After more than four decades of feature film superstardom, Sylvester Stallone transitions to television for his first leading role (setting aside a few cameo appearances here or there) in an ongoing series. The crime drama Tulsa King was tailor-made – or, in this case, you might say “Taylor-made” – to suit the actor’s established screen persona.
As much as Stallone may be the star, the show’s other big draw is the involvement of prolific writer/producer Taylor Sheridan, whose Yellowstone is a cable TV powerhouse, and who also has his hands on seemingly dozens of other projects either on the air (Mayor of Kingstown, 1883) or in development. Between all of those and his feature film work (Sicario, Hell or High Water, etc.), Sheridan has cultivated his own following as the creator of very masculine, testosterone-driven storytelling with some amount of skill and intelligence behind it. Naturally, that made him exactly the guy Sylvester Stallone would want to entrust with shaping his new TV career.
|Episode:||1.01 – Go West, Old Man|
|Release Date:||Nov. 13, 2022|
Stallone plays Dwight Manfredi, an aging Mafia enforcer just released from a 25-year stint in prison. Upon his re-emergence into society, he struggles to adjust to a world that has changed a great deal during his absense. Loyal to a fault, Dwight is ready to get right back to work for his New York crime family, only to find that the new generation of leadership has little use for him and even less respect for his rigidly-held notions of honor. When they assign him the uneviable task of setting up a new base of operations in Oklahoma, of all places, he feels outraged at what he perceives as banishment, but resolves to prove his value and continued relevance anyway.
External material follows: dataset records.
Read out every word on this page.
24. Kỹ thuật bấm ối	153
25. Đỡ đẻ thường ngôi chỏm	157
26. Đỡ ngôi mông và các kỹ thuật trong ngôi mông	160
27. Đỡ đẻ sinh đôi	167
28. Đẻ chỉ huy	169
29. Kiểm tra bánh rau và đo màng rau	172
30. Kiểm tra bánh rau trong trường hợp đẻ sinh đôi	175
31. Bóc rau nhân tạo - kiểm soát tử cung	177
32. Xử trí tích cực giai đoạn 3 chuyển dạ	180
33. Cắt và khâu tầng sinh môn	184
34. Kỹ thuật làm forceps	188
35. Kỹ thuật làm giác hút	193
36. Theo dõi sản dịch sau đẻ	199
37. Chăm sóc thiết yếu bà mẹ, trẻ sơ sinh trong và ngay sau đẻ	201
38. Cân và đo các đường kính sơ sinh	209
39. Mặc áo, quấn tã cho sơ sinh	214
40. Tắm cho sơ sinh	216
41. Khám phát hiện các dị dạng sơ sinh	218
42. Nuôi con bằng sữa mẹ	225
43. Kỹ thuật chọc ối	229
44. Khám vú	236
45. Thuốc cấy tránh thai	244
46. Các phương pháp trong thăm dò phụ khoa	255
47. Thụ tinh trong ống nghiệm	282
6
Arriving in flyover country, Dwight immediately starts earning by muscling his way into control of a legalized pot dispensary and forcing its dumbfounded owner (Martin Starr from Silicon Valley) into paying him for “protection,” which soon evolves into money laundering as well. He also adopts a smart-mouthed cabbie (Jay Will) into working as his personal driver and helping him get the lay of the land. With little presence from organized crime in the area, and thus little resistance to his strong-arm tactics and little direct competition, Dwight feels confident that he’ll have the run of the place in no time.
Obviously, Tulsa King is a fish-out-of-water story. The first episode derives a lot of humor out of the contrast of Stallone’s muscle-bound, East Coast Mafioso navigating his new life in the Bible Belt. Sheridan is a smart writer, and infuses the dialogue with a fair bit of wit and character rapport. Dwight is an appealing antihero, and Stallone plays him with plenty of charisma.
That said, if you’ve seen the two-minute trailer for the show, you’ve also pretty much seen the premiere episode. Just about every story beat was condensed into that ad, and the episode proceeds through them in a very predictable fashion. With so many irons in the fire simultaneously, one has to wonder if Taylor Sheridan is starting to run out of fresh ideas. This one seems a bit by-the-numbers, at least so far.
The best part of the pilot episode is Andrea Savage playing a recent divorcee who has a perhaps ill-advised one night stand with Dwight. Her reaction afterward at realizing just how old he is earns a big laugh, and she has a fun plot twist at the end.
I’m not sure that Tulsa King is great TV, but it’s solidly entertaining enough to justify watching a little more to see how it develops.
Tulsa King streams on Paramount+ in 1080p SDR video and Dolby Digital 5.1 audio. It looks and sounds fine. Not amazing, just fine. This is a handsomely put-together series, but lacking the latest in either 4K or Dolby Atmos, nothing about it dazzles. [Update: I’m informed that the series is available in 4K resolution on some devices, though still only Standard Dynamic Range.]
The show is presented in Variable Aspect Ratio format. The opening credits and majority of scenes set in Oklahoma (as well as one random shot at the beginning) are framed at a wide 2.35:1, while those in New York are a taller 2.00:1. As such, the show is unfortunately not safe for Constant Image Height projection.
The pilot episode runs a short 42 minutes and has several obvious pausing points that feel like they were designed for commercial breaks, which makes me wonder if the show was originally planned for cable rather than streaming (or if the producers are just future-proofing for syndication later).
Watching on premiere night, I experienced a number of buffering problems that forced me to stop and restart it a couple times. I’m not sure if that was device-specific, a result of high-demand streaming for this show, or simply the fault of the Paramount+ app being a glitchy mess as usual.